Arsenal of Democracy: The United States in WWII
Description
World War II was the most devastating war in history, fought around the world from 1939 to 1945. Victory in warfare on this scale required millions of soldiers, sailors, airmen, and factories for ships, planes, tanks, armored vehicles, artillery and ammunition. Factories and shipyards around the country met the challenge. In Willow Run outside Detroit, the Ford Motor Company built a factory for the B-29 bomber that was a mile long. Henry Kaiser built shipyards that produced almost 4,000 Liberty Ships to transport war material —around the world, across the North Atlantic, and across the Pacific from the West Coast to Australia.
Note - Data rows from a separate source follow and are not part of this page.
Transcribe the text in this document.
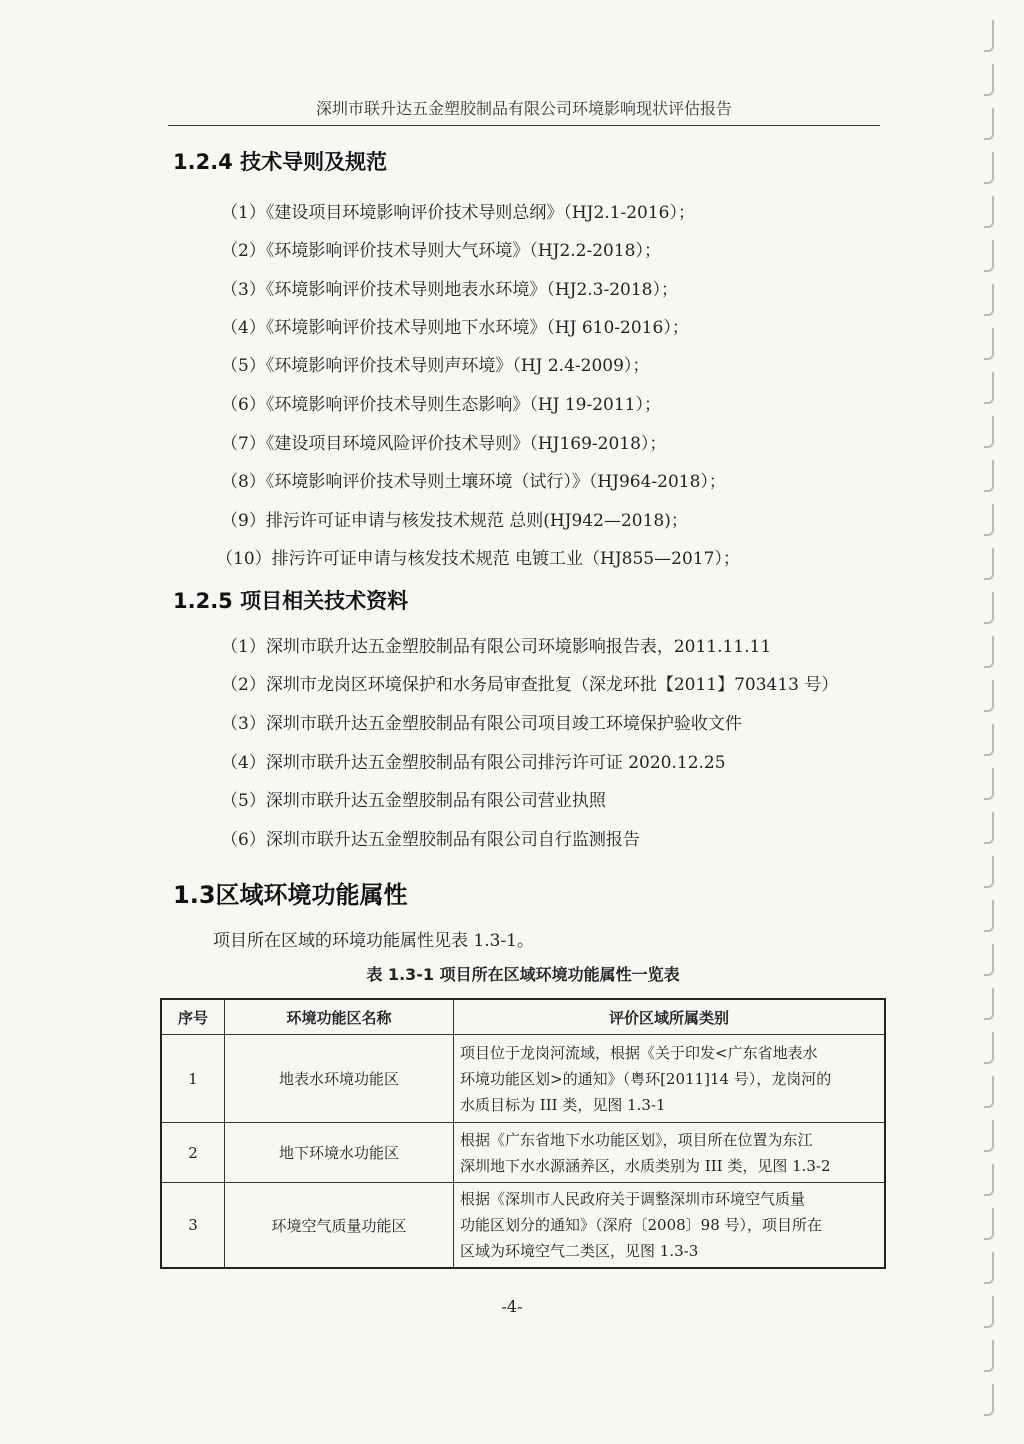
深圳市联升达五金塑胶制品有限公司环境影响现状评估报告
1.2.4 技术导则及规范
（1）《建设项目环境影响评价技术导则总纲》（HJ2.1-2016）；
（2）《环境影响评价技术导则大气环境》（HJ2.2-2018）；
（3）《环境影响评价技术导则地表水环境》（HJ2.3-2018）；
（4）《环境影响评价技术导则地下水环境》（HJ 610-2016）；
（5）《环境影响评价技术导则声环境》（HJ 2.4-2009）；
（6）《环境影响评价技术导则生态影响》（HJ 19-2011）；
（7）《建设项目环境风险评价技术导则》（HJ169-2018）；
（8）《环境影响评价技术导则土壤环境（试行）》（HJ964-2018）；
（9）排污许可证申请与核发技术规范 总则(HJ942—2018)；
（10）排污许可证申请与核发技术规范 电镀工业（HJ855—2017）；
1.2.5 项目相关技术资料
（1）深圳市联升达五金塑胶制品有限公司环境影响报告表，2011.11.11
（2）深圳市龙岗区环境保护和水务局审查批复（深龙环批【2011】703413 号）
（3）深圳市联升达五金塑胶制品有限公司项目竣工环境保护验收文件
（4）深圳市联升达五金塑胶制品有限公司排污许可证 2020.12.25
（5）深圳市联升达五金塑胶制品有限公司营业执照
（6）深圳市联升达五金塑胶制品有限公司自行监测报告
1.3区域环境功能属性
项目所在区域的环境功能属性见表 1.3-1。
表 1.3-1 项目所在区域环境功能属性一览表
序号	环境功能区名称	评价区域所属类别
1	地表水环境功能区	项目位于龙岗河流域，根据《关于印发<广东省地表水
环境功能区划>的通知》（粤环[2011]14 号），龙岗河的
水质目标为 III 类，见图 1.3-1

2	地下环境水功能区	根据《广东省地下水功能区划》，项目所在位置为东江
深圳地下水水源涵养区，水质类别为 III 类，见图 1.3-2

3	环境空气质量功能区	根据《深圳市人民政府关于调整深圳市环境空气质量
功能区划分的通知》（深府〔2008〕98 号），项目所在
区域为环境空气二类区，见图 1.3-3
-4-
With millions of men in the services, women worked on a vast scale in the factories and shipyards across the country.
The United States was not only an arsenal for itself; it also supplied its allies—Britain, Russia and France—with the war equipment they needed. By the end of the war, the United States had the largest economy in the world.
Instructor Biography
Kurt Schlichting, Ph.D., is the E. Gerald Corrigan ’63 chair in humanities and social sciences emeritus at Fairfield University. Kurt served as the dean and associate dean of the College of Arts and Sciences, and he is a member of Phi Beta Kappa. His academic research leads the field of historic geographical information system, HGIS, which he used to study the Irish in Newport. He has lectured for the Newport Museum of Irish History and presented at academic conferences in the United States and abroad. Kurt was a visiting fellow at the Moore Research Institute, National University Ireland, Galway.